Arte, storia e curiosità di Novara





La visita guidata a Novara porta alla scoperta della seconda città del Piemonte, la cui storia è intimamente legata alla sua posizione strategica tra Torino, Milano e la Svizzera.
Fondata in epoca romana con il nome di Novaria, il centro città conserva alcune vestigia archeologiche, come l’impianto a strade perpendicolari tipico del castrum, con il cardo e il decumano che si incrociano nel suggestivo Angolo delle Ore.
Il profilo architettonico di Novara è dominato dall’inconfondibile cupola della Basilica di San Gaudenzio, un’ardita opera neoclassica in mattoni alta ben 121 metri e progettata dal genio di Alessandro Antonelli, paternità che avvicina stilisticamente la cupola alla Mole Antonelliana di Torino. All’interno della basilica è possibile ammirare il celebre polittico di Gaudenzio Ferrari, artista fondamentale del Rinascimento piemontese, attivo anche a Vercelli e al Sacro Monte di Varallo.

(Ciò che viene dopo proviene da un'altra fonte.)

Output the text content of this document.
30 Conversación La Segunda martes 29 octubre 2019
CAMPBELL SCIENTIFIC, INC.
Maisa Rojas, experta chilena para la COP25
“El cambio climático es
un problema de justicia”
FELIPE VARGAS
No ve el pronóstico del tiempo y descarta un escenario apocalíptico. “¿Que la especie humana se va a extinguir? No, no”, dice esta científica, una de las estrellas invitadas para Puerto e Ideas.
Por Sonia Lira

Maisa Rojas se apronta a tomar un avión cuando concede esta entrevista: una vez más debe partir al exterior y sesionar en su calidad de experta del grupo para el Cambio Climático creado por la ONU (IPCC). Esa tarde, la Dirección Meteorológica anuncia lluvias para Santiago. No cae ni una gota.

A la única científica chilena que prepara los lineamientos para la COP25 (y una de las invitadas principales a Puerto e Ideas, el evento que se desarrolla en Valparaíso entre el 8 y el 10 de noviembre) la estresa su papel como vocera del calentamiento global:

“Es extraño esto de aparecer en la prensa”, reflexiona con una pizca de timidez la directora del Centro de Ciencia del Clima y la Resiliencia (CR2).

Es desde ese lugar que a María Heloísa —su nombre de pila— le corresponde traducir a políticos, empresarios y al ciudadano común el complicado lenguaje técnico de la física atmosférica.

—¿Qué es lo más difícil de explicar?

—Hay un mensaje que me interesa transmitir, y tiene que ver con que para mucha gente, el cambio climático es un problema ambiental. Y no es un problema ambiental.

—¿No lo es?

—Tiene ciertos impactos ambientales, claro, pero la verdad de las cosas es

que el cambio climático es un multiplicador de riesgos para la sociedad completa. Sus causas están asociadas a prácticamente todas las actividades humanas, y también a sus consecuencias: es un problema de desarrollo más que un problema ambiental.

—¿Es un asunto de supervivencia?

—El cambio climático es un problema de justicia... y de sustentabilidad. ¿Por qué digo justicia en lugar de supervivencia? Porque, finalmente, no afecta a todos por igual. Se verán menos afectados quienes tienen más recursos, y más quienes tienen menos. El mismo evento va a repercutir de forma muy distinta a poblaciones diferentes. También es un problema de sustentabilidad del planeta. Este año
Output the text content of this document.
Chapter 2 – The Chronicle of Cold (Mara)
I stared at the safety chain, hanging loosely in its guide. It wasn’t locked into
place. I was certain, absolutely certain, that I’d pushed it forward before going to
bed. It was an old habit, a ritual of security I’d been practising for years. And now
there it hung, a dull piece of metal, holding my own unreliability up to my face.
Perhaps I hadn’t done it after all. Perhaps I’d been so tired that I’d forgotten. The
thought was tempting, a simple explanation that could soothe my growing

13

Poco distante sorge il Duomo, anch’esso frutto della matita dell’Antonelli, che fu costruito sulle fondamenta di un antico tempio di Giove e conserva, proprio di fronte alla facciata, il Battistero di San Giovanni, l’edificio più antico della città e preziosa testimonianza paleocristiana.
Passeggiando arriveremo al Broletto, un complesso monumentale che raccoglie quattro palazzi storici nati tra il XII e il XV secolo, un tempo sede delle carceri e delle corporazioni artigiane e scopriremo come mai Novara sia nota come “Città dei Sciavatin” (ciabattini), un soprannome dovuto all’antichissima Università dei Calzolai e di cui resta una testimonianza visibile nel maestoso Palazzo Natta-Isola, la cui forma richiama proprio un deschetto da calzolaio.
Procedendo verso piazza Cesare Battisti, nota come Piazza delle Erbe, ci si ritrova nel centro geodetico esatto della città, indicato da una mattonella triangolare nel selciato, luogo che secondo le leggende popolari rappresenterebbe anche il centro magico ed alchemico di Novara. Si narra anche che Novara custodisca una colonna di pietra che cambia colore a seconda delle condizioni meteorologiche…
Racconteremo poi di Palazzo Bellini, dove soggiornò Napoleone e dove re Carlo Alberto firmò l’atto di abdicazione in favore di Vittorio Emanuele II dopo la sconfitta nella battaglia del 1849 e della caratteristica Piramide Ossario della Bicocca, un monumento che lega la storia risorgimentale novarese a quella sabauda diffusa in tutto il territorio piemontese.
La visita guidata svelerà storie, capolavori e curiosità di Novara, senza dimenticare le eccellenze gastronomiche come il Gorgonzola, il Campari, il dolce di San Gaudenzio e i famosi Biscottini di Novara, la cui ricetta leggera e priva di grassi nacque nei monasteri cittadini nel XVI secolo, diventando l’ispirazione per i celebri Pavesini.